Youth program – early psychosis services
The Youth Early Psychosis (YEP) program provides an early intervention service for young people between 16 and 25 who are experiencing, or at risk of, a first episode of psychosis.
YEP services provide treatment and support over the crucial three-year period after psychotic symptoms first emerge, when relapse is most likely to occur. Interventions are multi-modal, phase-specific and evidence-based. Lower caseloads enable YEP clinicians to deliver more intensive case management and to provide consultation, education and training to other services.
Consultation and liaison services
Consultation and liaison psychiatry is the diagnosis, treatment and prevention of psychiatric morbidity among physically ill patients who are patients of an acute general hospital. This includes the provision of psychiatric assessment, consultation, liaison and education services to non-psychiatric health professionals and their clients or patients. This service is not currently available in all general hospitals.
Considerations for good practice
In some cases, mental health issues may be closely related to experiences of abuse or neglect.
Presentation in childhood and adolescence
Emotional disturbance in childhood and adolescence may present in a variety of ways. While symptoms may include impaired reality testing, hallucinations, depression and suicidal behaviour, emotional disturbance in childhood presents more often in other ways. Hyperactivity, nightmares, fearfulness, bed-wetting, language problems, refusal to attend school, and stealing are among the behaviours that may indicate distress or disturbance. See advice Suicide and self-harming and specialist practice resource Child development and trauma.
Working with other professionals
Protecting children is a responsibility of the whole community and one specifically shared by those government and non-government agencies which provide any form of care for children and families or which come into contact with them in the course of their work.
In order to provide a more integrated service for children and families, child protection services need to invest energy and resources to strengthening and forming dynamic partnerships between professionals. Key to building trust and relationships is a commitment to managing differences and resolving any conflict that arises.

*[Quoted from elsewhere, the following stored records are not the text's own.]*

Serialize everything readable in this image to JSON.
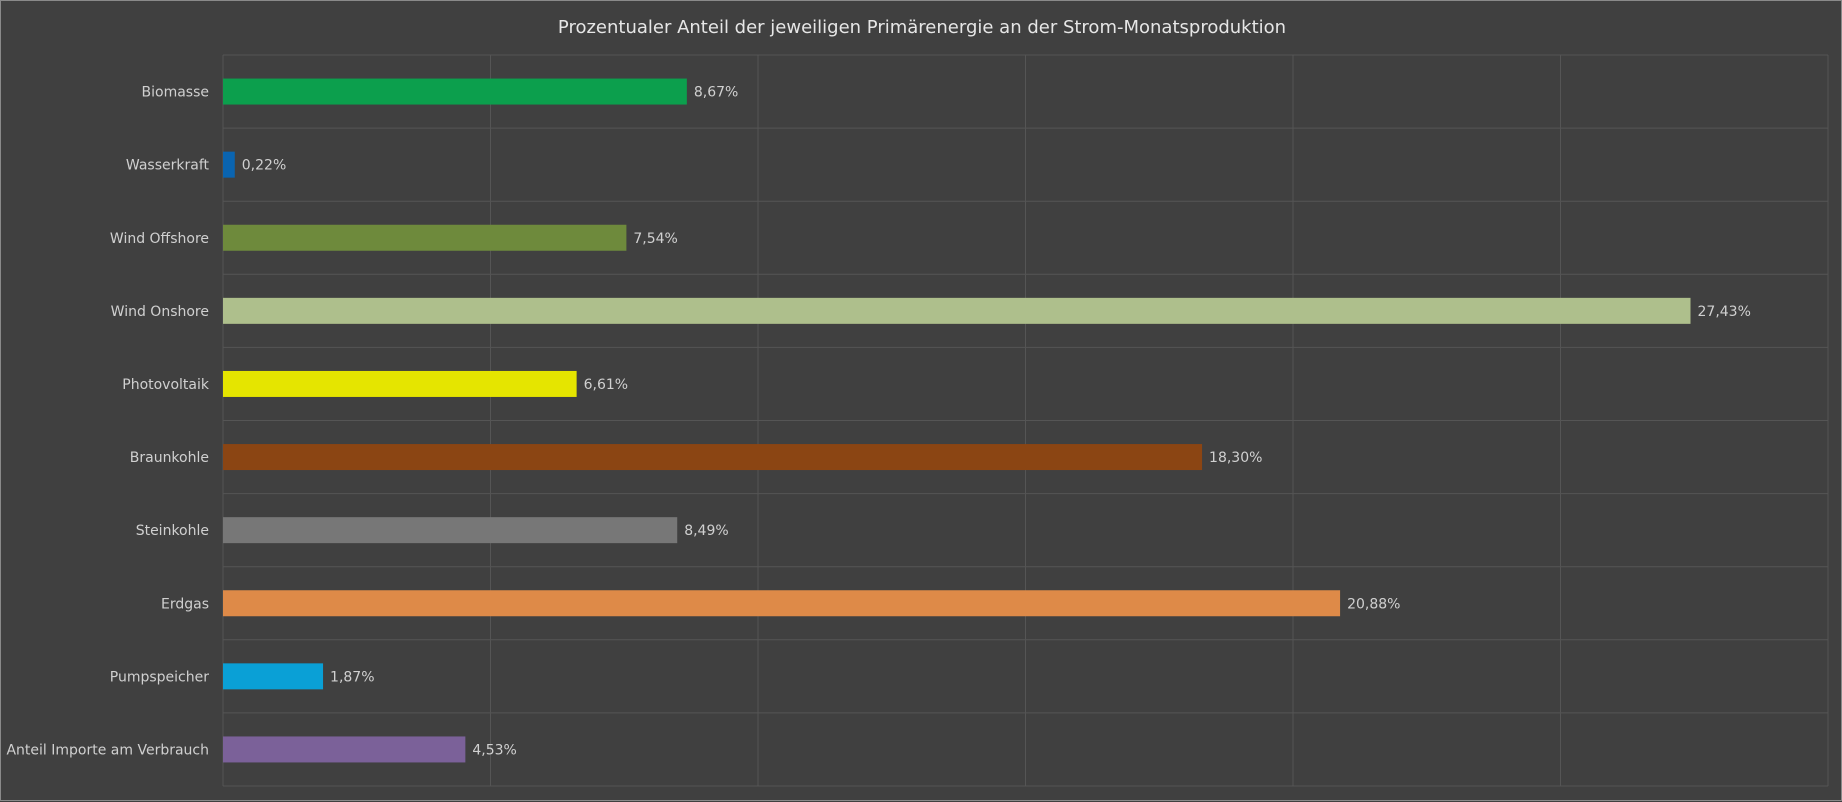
{
  "chart_data": {
    "type": "bar",
    "orientation": "horizontal",
    "title": "Prozentualer Anteil der jeweiligen Primärenergie an der Strom-Monatsproduktion",
    "xlabel": "",
    "ylabel": "",
    "xlim": [
      0,
      30
    ],
    "grid": true,
    "categories": [
      "Biomasse",
      "Wasserkraft",
      "Wind Offshore",
      "Wind Onshore",
      "Photovoltaik",
      "Braunkohle",
      "Steinkohle",
      "Erdgas",
      "Pumpspeicher",
      "Anteil Importe am Verbrauch"
    ],
    "values": [
      8.67,
      0.22,
      7.54,
      27.43,
      6.61,
      18.3,
      8.49,
      20.88,
      1.87,
      4.53
    ],
    "value_labels": [
      "8,67%",
      "0,22%",
      "7,54%",
      "27,43%",
      "6,61%",
      "18,30%",
      "8,49%",
      "20,88%",
      "1,87%",
      "4,53%"
    ],
    "colors": [
      "#0c9f4d",
      "#0a64b0",
      "#6e8a3c",
      "#aebf8c",
      "#e5e500",
      "#8b4513",
      "#777777",
      "#de8a48",
      "#0aa0d6",
      "#7b6199"
    ],
    "background": "#404040",
    "gridline_color": "#555555"
  }
}
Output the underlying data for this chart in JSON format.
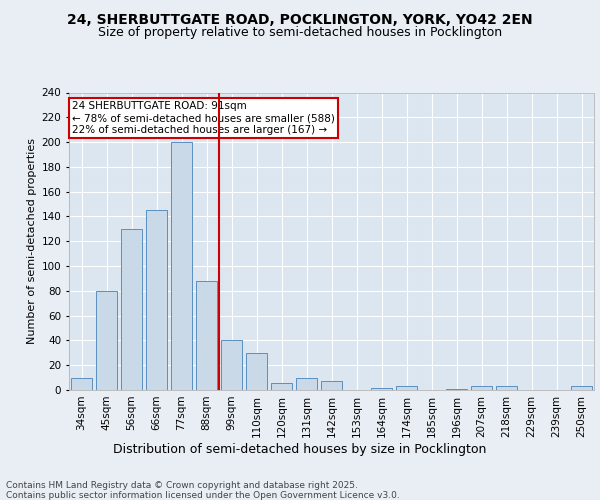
{
  "title1": "24, SHERBUTTGATE ROAD, POCKLINGTON, YORK, YO42 2EN",
  "title2": "Size of property relative to semi-detached houses in Pocklington",
  "xlabel": "Distribution of semi-detached houses by size in Pocklington",
  "ylabel": "Number of semi-detached properties",
  "categories": [
    "34sqm",
    "45sqm",
    "56sqm",
    "66sqm",
    "77sqm",
    "88sqm",
    "99sqm",
    "110sqm",
    "120sqm",
    "131sqm",
    "142sqm",
    "153sqm",
    "164sqm",
    "174sqm",
    "185sqm",
    "196sqm",
    "207sqm",
    "218sqm",
    "229sqm",
    "239sqm",
    "250sqm"
  ],
  "values": [
    10,
    80,
    130,
    145,
    200,
    88,
    40,
    30,
    6,
    10,
    7,
    0,
    2,
    3,
    0,
    1,
    3,
    3,
    0,
    0,
    3
  ],
  "bar_color": "#c9d9e8",
  "bar_edge_color": "#5a8fc0",
  "property_label": "24 SHERBUTTGATE ROAD: 91sqm",
  "pct_smaller": 78,
  "count_smaller": 588,
  "pct_larger": 22,
  "count_larger": 167,
  "vline_color": "#cc0000",
  "annotation_box_color": "#cc0000",
  "bg_color": "#e8eef4",
  "plot_bg_color": "#dce6f0",
  "ylim": [
    0,
    240
  ],
  "yticks": [
    0,
    20,
    40,
    60,
    80,
    100,
    120,
    140,
    160,
    180,
    200,
    220,
    240
  ],
  "vline_x": 5.5,
  "footer": "Contains HM Land Registry data © Crown copyright and database right 2025.\nContains public sector information licensed under the Open Government Licence v3.0.",
  "title1_fontsize": 10,
  "title2_fontsize": 9,
  "xlabel_fontsize": 9,
  "ylabel_fontsize": 8,
  "tick_fontsize": 7.5,
  "annotation_fontsize": 7.5,
  "footer_fontsize": 6.5
}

Impact of a parent's mental illness
Episodes of a mental illness can come and go periodically through people’s lives. Some people experience mental illness only once and fully recover. For others, mental illness recurs for a period of time or throughout their lives. Children, however, have a right to a safe and secure home in which to grow. Their physical and psychological development cannot be put on hold. Balancing these factors represents a key issue for all child protection practitioners. See Parental mental illness assessment tool.
Learn more about mental illness
Useful information about mental illness can be found on the Victorian Government's Mental Health Services website and at Beyond Blue. Take the opportunity to learn about this area, or refresh your memory, when you have a client who has a mental illness or who has a family member with a mental illness.
Find out about local protocols
Local protocols may have been developed. Find out what exists in your area.
Referral of individuals and families to other professionals and agencies in the service network for assistance is a core skill for child protection practitioners. See Making effective referrals.